Many antiretroviral drugs have been associated with hepatic damage 575859. It has been suggested that steatosis due to an accumulation of fatty acids in the hepatocytes could be a consequence of mitochondrial dysfunction, secondary to drugs or viruses inducing oxidative stress 60. The effect of the drug class and drugs within classes on HS in HIV-HCV coinfected patients remain unclear. Previously, some studies reported no significant association between HS and ART as in our study 1215161841. When focusing on the use of stavudine, a medication closely linked with HS and lipodystrophy syndrome resulting from mitochondrial damage, Sulkowski et al.45 found that stavudine exposure was a risk factor for steatosis like in the study of Borghi et al., whereas no such association was found for this drug as well as the D-drug group of antiretrovirals (didanosine, zalcitabine) in other studies 233841426162. Recently, in a meta-analysis of the risk factors associated with HS in HIV-HCV patients, Machado et al. failed to find any association with antiretrovirals of any class and HS as well as in our study 1622. Moreover, Woreta et al., showed in a study including a majority of Black patients (87%) with 94% genotype 1, the lack of association with antiretroviral drugs with a median cumulative drug exposure similar to ours 41. Despite its relatively small sample size, our study had a statistical power of 80% to detect an increased risk of steatosis of 3 for the antiretroviral drugs used less frequently such as abacavir, tenofovir and lopinavir. We could hypothesize that discrepancies with other studies were linked to the differential prevalence of Caucasion subjects, of metabolic characteristics and frequency of genotype 1 and 3. Borghi et al. evocated a putative role of ART in the occurrence of HS in patients infected with genotypes other than 3 23 but in our study, the impact of ART on HS was not different between genotype 3 and the others.
In conclusion, for our Caucasian cohort predominantly infected with genotype-HCV 1, hepatic steatosis in HIV-HCV coinfected patients receiving antiretroviral therapy is associated with HCV-related factors particularly in genotype 3 patients but not antiretrovirals.
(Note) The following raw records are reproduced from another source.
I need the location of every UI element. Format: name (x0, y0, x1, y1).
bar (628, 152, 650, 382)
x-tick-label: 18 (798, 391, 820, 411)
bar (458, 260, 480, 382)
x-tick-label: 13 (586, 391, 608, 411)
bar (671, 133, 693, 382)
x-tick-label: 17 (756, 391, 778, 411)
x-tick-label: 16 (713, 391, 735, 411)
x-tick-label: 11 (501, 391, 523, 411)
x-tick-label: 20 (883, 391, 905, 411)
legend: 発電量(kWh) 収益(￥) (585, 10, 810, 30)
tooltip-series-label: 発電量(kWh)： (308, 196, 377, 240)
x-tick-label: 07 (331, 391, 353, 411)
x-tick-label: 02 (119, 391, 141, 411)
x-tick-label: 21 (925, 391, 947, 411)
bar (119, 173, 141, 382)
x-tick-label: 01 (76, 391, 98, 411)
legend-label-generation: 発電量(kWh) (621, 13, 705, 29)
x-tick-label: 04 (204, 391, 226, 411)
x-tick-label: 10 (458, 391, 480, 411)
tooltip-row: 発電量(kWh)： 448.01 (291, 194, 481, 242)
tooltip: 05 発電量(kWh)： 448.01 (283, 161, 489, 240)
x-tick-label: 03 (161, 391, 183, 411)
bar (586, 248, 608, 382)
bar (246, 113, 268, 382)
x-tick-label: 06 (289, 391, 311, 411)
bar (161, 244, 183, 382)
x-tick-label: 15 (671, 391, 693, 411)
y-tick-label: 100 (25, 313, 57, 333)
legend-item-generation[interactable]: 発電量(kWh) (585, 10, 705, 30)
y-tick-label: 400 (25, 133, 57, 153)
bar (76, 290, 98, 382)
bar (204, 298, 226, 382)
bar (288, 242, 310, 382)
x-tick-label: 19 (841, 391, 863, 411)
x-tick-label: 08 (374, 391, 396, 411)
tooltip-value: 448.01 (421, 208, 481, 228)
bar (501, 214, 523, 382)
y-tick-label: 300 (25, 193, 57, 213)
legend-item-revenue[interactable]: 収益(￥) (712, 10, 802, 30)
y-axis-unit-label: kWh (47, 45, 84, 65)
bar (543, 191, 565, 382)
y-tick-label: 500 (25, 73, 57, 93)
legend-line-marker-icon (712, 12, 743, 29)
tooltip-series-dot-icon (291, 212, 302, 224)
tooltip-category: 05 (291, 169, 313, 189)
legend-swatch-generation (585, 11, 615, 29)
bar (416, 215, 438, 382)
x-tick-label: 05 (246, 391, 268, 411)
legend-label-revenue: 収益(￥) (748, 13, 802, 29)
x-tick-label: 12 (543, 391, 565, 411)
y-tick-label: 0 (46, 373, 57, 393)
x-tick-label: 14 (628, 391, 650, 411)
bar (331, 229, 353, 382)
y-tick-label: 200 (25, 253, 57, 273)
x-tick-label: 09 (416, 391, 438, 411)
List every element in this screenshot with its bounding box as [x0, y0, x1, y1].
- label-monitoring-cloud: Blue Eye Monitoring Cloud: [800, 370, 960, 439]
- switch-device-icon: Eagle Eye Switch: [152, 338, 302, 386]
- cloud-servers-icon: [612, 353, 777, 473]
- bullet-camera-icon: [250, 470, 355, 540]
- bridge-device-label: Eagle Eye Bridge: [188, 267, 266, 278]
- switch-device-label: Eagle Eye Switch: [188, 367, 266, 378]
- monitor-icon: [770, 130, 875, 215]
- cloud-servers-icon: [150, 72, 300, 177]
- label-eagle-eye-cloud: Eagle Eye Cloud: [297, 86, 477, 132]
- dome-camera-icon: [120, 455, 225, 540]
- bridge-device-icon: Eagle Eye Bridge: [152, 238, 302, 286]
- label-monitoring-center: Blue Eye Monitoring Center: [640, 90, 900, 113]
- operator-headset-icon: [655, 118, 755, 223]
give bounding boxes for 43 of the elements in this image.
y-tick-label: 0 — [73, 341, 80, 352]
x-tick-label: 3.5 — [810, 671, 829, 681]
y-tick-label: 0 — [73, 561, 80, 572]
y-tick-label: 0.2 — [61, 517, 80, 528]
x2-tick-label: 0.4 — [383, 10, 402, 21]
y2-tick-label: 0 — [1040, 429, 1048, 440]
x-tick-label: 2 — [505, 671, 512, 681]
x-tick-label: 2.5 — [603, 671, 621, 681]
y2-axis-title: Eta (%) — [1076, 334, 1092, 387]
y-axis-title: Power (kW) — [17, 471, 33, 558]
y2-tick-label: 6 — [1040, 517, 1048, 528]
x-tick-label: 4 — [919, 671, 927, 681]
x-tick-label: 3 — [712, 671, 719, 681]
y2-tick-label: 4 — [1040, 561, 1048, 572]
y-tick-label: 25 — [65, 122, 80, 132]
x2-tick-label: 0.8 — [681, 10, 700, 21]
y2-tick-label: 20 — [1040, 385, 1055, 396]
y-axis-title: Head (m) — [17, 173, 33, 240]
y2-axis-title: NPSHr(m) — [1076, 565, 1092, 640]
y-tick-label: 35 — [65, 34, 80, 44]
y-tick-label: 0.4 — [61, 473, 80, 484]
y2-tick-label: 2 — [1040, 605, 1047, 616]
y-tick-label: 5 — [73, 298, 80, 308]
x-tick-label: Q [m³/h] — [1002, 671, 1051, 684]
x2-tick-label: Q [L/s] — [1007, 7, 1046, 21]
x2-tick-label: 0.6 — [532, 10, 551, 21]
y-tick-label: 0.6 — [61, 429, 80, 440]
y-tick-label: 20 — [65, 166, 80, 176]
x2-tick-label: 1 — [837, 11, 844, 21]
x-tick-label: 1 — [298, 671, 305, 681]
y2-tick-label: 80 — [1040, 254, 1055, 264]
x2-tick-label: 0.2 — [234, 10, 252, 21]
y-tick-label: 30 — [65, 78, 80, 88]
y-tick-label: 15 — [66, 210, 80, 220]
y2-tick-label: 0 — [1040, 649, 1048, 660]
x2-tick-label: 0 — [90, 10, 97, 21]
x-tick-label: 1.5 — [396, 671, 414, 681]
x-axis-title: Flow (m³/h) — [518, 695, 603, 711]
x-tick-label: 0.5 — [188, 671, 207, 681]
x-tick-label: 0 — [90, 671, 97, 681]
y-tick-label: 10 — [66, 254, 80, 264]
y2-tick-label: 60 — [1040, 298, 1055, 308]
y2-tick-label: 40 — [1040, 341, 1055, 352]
Nevertheless, as showed in our study, ART seems play a minor role in HS since the choose and use of more "metabolically friendly" antiretroviral drugs. Overall, we found only viral parameters, HCV genotype 3, and HCV RNA value, which were strongly associated with HS, particularly a severe steatosis. Among HIV-HCV co-infected patients receiving ART and who had never been treated for HCV, neither the type of drugs nor the duration of exposure was related to HS whatever the genotype.